Do outro lado da linha, ouvia: “Maria da Conceição”.
Quer
isto dizer que nem sempre um tom grave corresponde a uma voz masculina. Também
não é garantido que um timbre mais agudo identifique uma senhora.
Como
bem salientou um prestigiado criminologista, nas páginas do Correio da Manhã,
não deve causar estranheza alguém tratar por “menina” outra pessoa que lhe fala
ao telefone com voz grossa.
Ainda
mais complicado é asseverar que uma voz gravada é realmente de certa pessoa.
Aqui
há alguns anos, actuava, nos arredores de Lisboa, uma poderosa rede de tráfico
de droga.
Foram
realizadas escutas telefónicas que permitiram capturar uma série de suspeitos.
O
principal arguido era um homem abastado, que dizia ter enriquecido graças ao
seu negócio de artesanato. Para as autoridades policiais, aqulea actividade não
passava de uma fachada.
Foi-lhe
logo apreendido um potente Mercedes, novinho em folha, que ficou ao serviço de
um Ministério.
As
provas contra o indivíduo baseavam-se em gravações de conversas telefónicas
captadas através da intercepção de um telemóvel registado em nome dele.
Eram
quase diárias as encomendas de tapetes brancos e de tapetes castanhos. A cifra
era óbvia. Os primeiros respeitavam a transacções de heroína e os outros a
haxixe.
Em
julgamento, a defesa do arguido assentou em algo de muito simples. O telemóvel
pertencia-lhe a ele realmente, mas a voz não era a sua.
Foram
pedidos exames a um estúdio de gravação lisboeta e a um professor alemão de
fonética. Os resultados foram inconclusivos. Não era possível garantir que
aquela fosse a voz do arguido.
O
acusado foi absolvido e mandado em paz, depois de passar oito meses em prisão
preventiva.
Há
pouco tempo, julguei o caso de uma empregada de um estabelecimento comercial
que era acusada de insultar, pelo telefone, uma colega de outra loja. A
expressão mais suave que dissera fora “vaca”. Dispenso-me de reproduzir as
restantes.
A
vítima dizia que tinha atendido o telefonema com o sistema de alta voz
accionado. Para mais, o seu aparelho identificava no visor o número chamador.

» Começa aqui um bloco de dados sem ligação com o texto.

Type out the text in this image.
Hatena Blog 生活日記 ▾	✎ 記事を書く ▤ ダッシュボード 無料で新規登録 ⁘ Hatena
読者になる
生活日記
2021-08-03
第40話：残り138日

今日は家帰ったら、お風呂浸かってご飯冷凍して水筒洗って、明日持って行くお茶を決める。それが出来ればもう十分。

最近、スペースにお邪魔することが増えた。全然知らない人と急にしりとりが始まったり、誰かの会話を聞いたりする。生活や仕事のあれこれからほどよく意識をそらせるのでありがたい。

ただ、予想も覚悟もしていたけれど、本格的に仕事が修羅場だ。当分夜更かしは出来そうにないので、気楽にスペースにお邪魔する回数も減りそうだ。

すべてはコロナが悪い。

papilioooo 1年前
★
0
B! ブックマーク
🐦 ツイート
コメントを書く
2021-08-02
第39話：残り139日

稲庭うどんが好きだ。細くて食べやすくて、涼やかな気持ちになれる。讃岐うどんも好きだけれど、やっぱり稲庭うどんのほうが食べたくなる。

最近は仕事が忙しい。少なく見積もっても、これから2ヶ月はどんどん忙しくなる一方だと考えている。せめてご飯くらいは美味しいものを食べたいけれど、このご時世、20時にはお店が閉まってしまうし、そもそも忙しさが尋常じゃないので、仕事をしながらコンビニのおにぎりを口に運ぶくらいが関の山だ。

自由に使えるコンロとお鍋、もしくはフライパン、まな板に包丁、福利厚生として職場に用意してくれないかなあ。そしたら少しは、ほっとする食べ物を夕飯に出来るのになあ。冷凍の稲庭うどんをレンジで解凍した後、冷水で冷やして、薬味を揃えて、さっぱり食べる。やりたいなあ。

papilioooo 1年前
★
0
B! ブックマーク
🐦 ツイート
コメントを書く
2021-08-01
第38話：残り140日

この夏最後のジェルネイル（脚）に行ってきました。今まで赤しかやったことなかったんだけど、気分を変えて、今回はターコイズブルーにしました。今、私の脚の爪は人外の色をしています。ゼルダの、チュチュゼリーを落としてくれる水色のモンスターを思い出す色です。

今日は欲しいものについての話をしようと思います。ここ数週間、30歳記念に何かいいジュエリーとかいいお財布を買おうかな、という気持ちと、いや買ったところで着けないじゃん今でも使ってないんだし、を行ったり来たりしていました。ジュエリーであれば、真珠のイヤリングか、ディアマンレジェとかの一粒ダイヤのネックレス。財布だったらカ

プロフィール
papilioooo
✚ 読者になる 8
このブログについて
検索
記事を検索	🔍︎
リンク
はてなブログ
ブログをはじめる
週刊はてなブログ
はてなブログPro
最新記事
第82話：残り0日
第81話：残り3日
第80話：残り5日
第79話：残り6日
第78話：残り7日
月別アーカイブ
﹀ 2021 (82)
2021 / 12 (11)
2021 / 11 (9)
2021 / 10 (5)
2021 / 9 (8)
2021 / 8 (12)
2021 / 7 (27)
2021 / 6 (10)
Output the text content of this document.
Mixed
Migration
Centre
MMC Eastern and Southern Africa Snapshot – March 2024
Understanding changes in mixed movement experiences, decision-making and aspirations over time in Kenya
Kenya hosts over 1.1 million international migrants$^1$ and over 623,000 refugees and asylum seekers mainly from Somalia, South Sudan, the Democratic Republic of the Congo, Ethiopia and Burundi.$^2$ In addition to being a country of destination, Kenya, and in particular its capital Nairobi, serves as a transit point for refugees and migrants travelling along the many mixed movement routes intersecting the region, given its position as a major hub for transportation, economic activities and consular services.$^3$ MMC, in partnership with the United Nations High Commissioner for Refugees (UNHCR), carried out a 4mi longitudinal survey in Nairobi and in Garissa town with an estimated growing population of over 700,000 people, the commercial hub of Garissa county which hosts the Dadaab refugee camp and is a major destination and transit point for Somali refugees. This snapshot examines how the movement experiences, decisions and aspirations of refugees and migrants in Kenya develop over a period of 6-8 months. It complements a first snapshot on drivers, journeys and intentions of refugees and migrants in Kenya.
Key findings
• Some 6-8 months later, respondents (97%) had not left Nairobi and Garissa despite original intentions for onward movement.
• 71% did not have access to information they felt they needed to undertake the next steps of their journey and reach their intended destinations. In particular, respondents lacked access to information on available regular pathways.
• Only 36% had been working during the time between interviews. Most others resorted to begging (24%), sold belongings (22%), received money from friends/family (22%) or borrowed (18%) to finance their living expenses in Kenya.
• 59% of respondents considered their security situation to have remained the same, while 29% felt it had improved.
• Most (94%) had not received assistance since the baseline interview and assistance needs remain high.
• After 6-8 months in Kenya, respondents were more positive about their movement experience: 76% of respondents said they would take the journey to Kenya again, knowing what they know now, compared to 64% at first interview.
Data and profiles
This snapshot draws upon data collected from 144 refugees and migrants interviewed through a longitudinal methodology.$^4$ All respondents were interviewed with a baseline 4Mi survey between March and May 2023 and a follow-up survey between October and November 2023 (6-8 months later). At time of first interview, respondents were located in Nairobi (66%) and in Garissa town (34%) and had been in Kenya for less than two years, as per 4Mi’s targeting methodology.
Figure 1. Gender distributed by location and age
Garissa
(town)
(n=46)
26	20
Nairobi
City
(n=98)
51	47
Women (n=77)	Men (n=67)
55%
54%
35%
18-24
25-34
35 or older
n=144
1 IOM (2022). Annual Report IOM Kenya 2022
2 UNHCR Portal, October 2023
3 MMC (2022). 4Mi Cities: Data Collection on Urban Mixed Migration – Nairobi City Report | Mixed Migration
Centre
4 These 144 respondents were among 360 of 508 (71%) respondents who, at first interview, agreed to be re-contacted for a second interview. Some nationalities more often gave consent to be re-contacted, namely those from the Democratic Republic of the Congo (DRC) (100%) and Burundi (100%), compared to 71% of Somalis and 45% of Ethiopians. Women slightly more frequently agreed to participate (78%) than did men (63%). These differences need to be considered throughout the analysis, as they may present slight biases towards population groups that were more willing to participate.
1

Junto a ela, estavam a patroa e uma colega, que tudo ouviram, tendo-se ainda
apercebido que a chamada provinha da outra loja.
A
arguida negou tudo, dizendo que nunca fizera tal ligação nem dirigira à outra
aqueles epítetos.
Mesmo
dando crédito à patroa e à colega da ofendida, não pude condenar a senhora.
Nada me garantia que fora ela que fizera aquele telefonema.
Em
1991, Cavaco Silva foi reeleito primeiro-ministro, com maioria absoluta.
Logo
na noite das eleições um bem humorado imitador, em colaboração com um
semanário, pôs-se a fazer telefonemas, convidando ilustres personalidades para
integrarem o executivo. Todos, sem excepção, julgaram estar a conversar com o
estadista.
Por
tudo isto, na minha actividade profissional, tenho o máximo cuidado em apreciar
escutas telefónicas.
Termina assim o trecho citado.